Exemplary embodiments of the present invention thereby provide for EMC treatment of cables passing between adjacent racks of electrical components in a simple assembly of few components that require no additional support mechanisms for the cables other than those described. Exemplary embodiments can thus be used to prevent electromagnetic radiation emitted from an electrical component in one rack subsystem from being conducted along cabling to another rack subsystem and thereby adversely affecting the electrical components in the other subsystems. The configurations of opening 22 and lattice 18 may be adapted for routing any number of cables therethrough, and for any cable diameter and length and any number of signal leads.

The foregoing description discloses only exemplary embodiments of the invention. Modifications of the above disclosed apparatus and methods which fall within the scope of the invention will be readily apparent to those of ordinary skill in the art.
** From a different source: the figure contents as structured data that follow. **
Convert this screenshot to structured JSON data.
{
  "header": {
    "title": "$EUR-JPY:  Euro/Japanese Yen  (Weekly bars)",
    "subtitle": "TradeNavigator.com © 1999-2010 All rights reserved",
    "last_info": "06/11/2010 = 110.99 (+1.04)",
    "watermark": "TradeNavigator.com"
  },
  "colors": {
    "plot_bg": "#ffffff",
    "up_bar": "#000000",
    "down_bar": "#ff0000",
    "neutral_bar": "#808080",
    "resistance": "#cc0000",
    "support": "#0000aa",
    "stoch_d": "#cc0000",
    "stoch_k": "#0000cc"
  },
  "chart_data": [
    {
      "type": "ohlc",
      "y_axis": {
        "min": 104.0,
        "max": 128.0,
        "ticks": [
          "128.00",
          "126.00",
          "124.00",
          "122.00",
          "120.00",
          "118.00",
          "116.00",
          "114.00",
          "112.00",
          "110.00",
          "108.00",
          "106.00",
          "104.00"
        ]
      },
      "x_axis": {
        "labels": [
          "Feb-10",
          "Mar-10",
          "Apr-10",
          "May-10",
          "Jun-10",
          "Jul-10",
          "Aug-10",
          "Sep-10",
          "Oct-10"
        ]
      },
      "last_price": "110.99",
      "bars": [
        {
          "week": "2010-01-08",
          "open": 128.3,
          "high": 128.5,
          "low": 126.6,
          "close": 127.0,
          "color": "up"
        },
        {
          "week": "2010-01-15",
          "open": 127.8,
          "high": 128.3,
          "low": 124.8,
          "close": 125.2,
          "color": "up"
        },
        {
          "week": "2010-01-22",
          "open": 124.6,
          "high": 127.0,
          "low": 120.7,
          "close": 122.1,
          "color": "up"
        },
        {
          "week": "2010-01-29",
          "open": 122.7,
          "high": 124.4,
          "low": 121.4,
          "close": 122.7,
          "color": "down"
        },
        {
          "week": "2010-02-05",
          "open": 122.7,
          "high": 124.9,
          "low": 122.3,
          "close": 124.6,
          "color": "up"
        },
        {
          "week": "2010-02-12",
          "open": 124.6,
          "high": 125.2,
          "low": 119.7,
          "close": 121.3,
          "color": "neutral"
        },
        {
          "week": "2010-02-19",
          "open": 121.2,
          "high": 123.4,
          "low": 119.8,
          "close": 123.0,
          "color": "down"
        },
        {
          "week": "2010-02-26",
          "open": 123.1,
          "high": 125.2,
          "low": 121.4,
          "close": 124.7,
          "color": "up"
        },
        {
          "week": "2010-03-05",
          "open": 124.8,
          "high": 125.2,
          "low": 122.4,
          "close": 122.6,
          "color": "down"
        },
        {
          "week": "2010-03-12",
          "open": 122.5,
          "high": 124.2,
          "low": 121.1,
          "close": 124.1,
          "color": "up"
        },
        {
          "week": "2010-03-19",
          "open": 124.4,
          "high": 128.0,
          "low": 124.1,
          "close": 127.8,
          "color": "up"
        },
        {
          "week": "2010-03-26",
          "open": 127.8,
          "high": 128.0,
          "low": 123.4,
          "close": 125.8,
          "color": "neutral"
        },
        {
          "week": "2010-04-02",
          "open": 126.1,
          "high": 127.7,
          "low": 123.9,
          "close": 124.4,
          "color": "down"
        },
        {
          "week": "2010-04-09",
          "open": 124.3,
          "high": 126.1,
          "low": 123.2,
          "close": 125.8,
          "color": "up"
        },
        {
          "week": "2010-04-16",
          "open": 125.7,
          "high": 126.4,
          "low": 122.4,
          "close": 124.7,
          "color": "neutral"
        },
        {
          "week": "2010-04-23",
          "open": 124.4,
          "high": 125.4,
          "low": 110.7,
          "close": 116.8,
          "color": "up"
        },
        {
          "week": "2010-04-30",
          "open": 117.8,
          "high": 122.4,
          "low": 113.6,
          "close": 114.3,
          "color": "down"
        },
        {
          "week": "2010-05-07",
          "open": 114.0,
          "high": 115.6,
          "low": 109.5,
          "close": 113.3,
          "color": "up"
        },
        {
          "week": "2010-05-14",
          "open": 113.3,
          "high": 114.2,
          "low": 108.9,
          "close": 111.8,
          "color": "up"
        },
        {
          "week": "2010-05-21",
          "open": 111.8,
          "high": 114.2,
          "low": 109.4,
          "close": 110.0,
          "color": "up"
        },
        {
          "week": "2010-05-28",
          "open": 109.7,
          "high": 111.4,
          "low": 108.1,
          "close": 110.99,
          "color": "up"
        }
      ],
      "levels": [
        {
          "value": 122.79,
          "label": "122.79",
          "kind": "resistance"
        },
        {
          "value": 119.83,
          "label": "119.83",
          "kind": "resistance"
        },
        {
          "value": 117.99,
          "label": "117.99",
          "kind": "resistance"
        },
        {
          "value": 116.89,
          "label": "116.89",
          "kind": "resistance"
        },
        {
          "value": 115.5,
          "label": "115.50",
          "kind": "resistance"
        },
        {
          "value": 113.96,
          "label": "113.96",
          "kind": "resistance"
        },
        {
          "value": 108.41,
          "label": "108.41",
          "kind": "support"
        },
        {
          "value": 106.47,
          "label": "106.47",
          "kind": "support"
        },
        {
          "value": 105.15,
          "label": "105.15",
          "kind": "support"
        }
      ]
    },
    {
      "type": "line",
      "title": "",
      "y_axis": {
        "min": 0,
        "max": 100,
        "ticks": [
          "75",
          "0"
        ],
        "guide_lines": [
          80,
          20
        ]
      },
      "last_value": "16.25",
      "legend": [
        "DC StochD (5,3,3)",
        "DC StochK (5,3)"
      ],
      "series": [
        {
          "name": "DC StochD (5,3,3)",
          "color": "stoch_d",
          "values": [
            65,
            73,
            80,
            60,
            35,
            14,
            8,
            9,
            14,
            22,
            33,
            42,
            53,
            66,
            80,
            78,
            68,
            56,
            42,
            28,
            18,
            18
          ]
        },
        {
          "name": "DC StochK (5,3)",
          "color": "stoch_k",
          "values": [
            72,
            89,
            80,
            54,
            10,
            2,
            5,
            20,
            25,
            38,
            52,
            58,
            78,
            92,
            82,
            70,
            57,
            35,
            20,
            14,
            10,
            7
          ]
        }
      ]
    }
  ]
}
Accordingly, while the present invention has been disclosed in connection with exemplary embodiments thereof, it should be understood that other embodiments may fall within the spirit and scope of the invention, as defined by the following claims.

Claims

1. An apparatus for grounding one or more cables, each cable having a cable jacket surrounding an electrically conductive layer, the electrically conductive layer of each cable including an exposed portion not covered by the cable jacket, the apparatus comprising:

an electrically conductive enclosure coupled to a ground potential and having an opening therethrough;

a plurality of electrical conductors disposed across the opening to form a lattice, the lattice being configured to receive the one or more cables therethrough such that the exposed portion of the electrically conductive layer of each cable makes electrical contact with at least one of the electrical conductors; and

an electrically conductive connection, the connection being in electrical contact with the lattice and the enclosure such that the electrically conductive layer of each cable received through the lattice is electrically coupled to the ground potential through the lattice, the connection, and the enclosure.

2. The apparatus of claim 1, wherein the enclosure comprises an electrical cabinet configured to house one or more rack subsystems of electronic equipment.

3. The apparatus of claim 1, wherein the plurality of electrical conductors comprises a plurality of flexible conducting wires tensioned across the opening, the conducing wires being interlaced to form a plurality of gaps in the lattice, each gap of the plurality of gaps being defined by a respective set of conducting wires that are configured to flexibly fit about a cable received through the corresponding gap such that at least one of the conducting wires makes electrical contact with the exposed portion of the electrically conductive layer of the cable.

4. The apparatus of claim 1, further comprising a conductive base disposed within the enclosure and extending proximate to an inner periphery of the opening, the electrical conductors being tensioned across the opening from a surface of the base.

5. The apparatus of claim 4, wherein the lattice further comprises a plurality of springs connected to the surface of the base and tensioning the electrical conductors across the opening.

6. The apparatus of claim 4, wherein the lattice and the base are constructed from at least one of nickel copper alloy, tin-plated copper-clad steel, aluminum, beryllium copper, and silicone.

7. The apparatus of claim 5, wherein the connection comprises a wire shielding gasket disposed about the base and the plurality of springs of the lattice.

8. The apparatus of claim 7, wherein the gasket comprises is constructed from at least one of stamped metal, elastomeric core, conductively loaded elastomers, wire mesh, metallized fabric bonded to foam, and conductive packing.

9. The apparatus of claim 7, further comprising an annular cover disposed within the enclosure and fixedly coupled to the gasket, the base, and an interior surface of the enclosure, the cover being configured to maintain a force against the gasket such that the gasket maintains electrical contact with the lattice and the enclosure.

10. The apparatus of claim 9, wherein the cover comprises a metallic material or a plastic material.